Fairly certain that we (sparkers especially) have all been there - or perhaps we wouldn't BE Sparkers.
Struggling with our own particular rollercoasters and related goals. Whether we started from a fairly healthy starting point and wanted to just do BETTER, or from a point of illness/unhealth and knew our lives depended/depend on changing our familiar ways. Whether we came here as willing energetic participants in our own change, or came here as another check box in a long list of what we always felt was "the last hope".
Whether we had/have a wealth of resources and support in our offline lives to help us maintain and perpetuate our health goals and our road has been a fairly level paved pathway, or our journey has been akin to not only forging our own paths but digging out the bedrock to chisel through the mountain to even consider building the road, and all against a constant barrage of insults and disapproval from those around us, constantly telling us that we will and never could accomplish the personal goals we have made. And for those in that stripe, likely our own voices were often added to that negative speak, and personally the self-voice always seemed to be more persistent and more convincing (of course I can't do it and my goals are ridiculous if my SELF tells me so...).
But, I'm still here.
Despite all of that, despite myself, despite soooo many downs, and negative thought, and negative words from others. I am still learning. And that last sentence is SO significant.
I would have previously thought - I am failing - but, through four YEARS of allowing myself to learn and continually reminding myself that I have to grow and learn to be able to change and UNLEARN the things that have created the things I want to change.

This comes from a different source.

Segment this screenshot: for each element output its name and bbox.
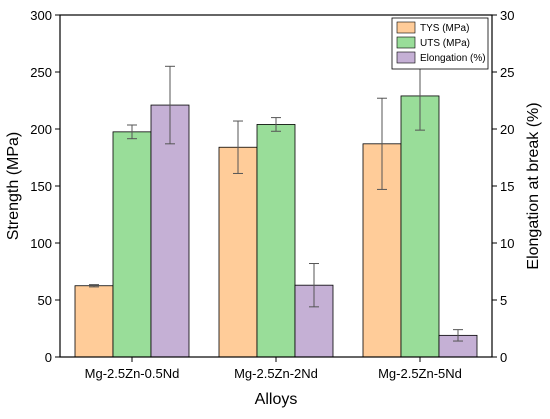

I had to take a long time to deal with my own perspective BEFORE I could even consider being able to contend with weight and food habits that need (yes, still need) to change.
I have gotten myself into a better "head-space" and THAT HAD to happen before I was going to accomplish anything else in a healthy way.
I have learned to be okay with being human. I go over goals, I go under goals, I exercise more or less depending on what is happening in my life. I eat better or worse (going on a long stretch of "worse" these days...it's 0 with wind chill around -15 right now so I am certainly giving in to fatty/filling food cravings at this point - I have learned to be okay with that...just try not to go toooooo crazy with it, and above all else TRACK consumption honestly).
I do not cut out any food. I do not restrict any food absolutely. I eat what I want to eat - my goal is learning to eat reasonably.
I've gone from barely being able to walk/bike for more than 10 minutes to biking/walking for 80-120 minutes.
I'm growing comfortable with my ups/downs, and learning to not be devastated by the downs and to truly appreciate when I am on a streak of meeting and/or exceeding goals.
Learning to enjoy, appreciate, and learn from the journey itself.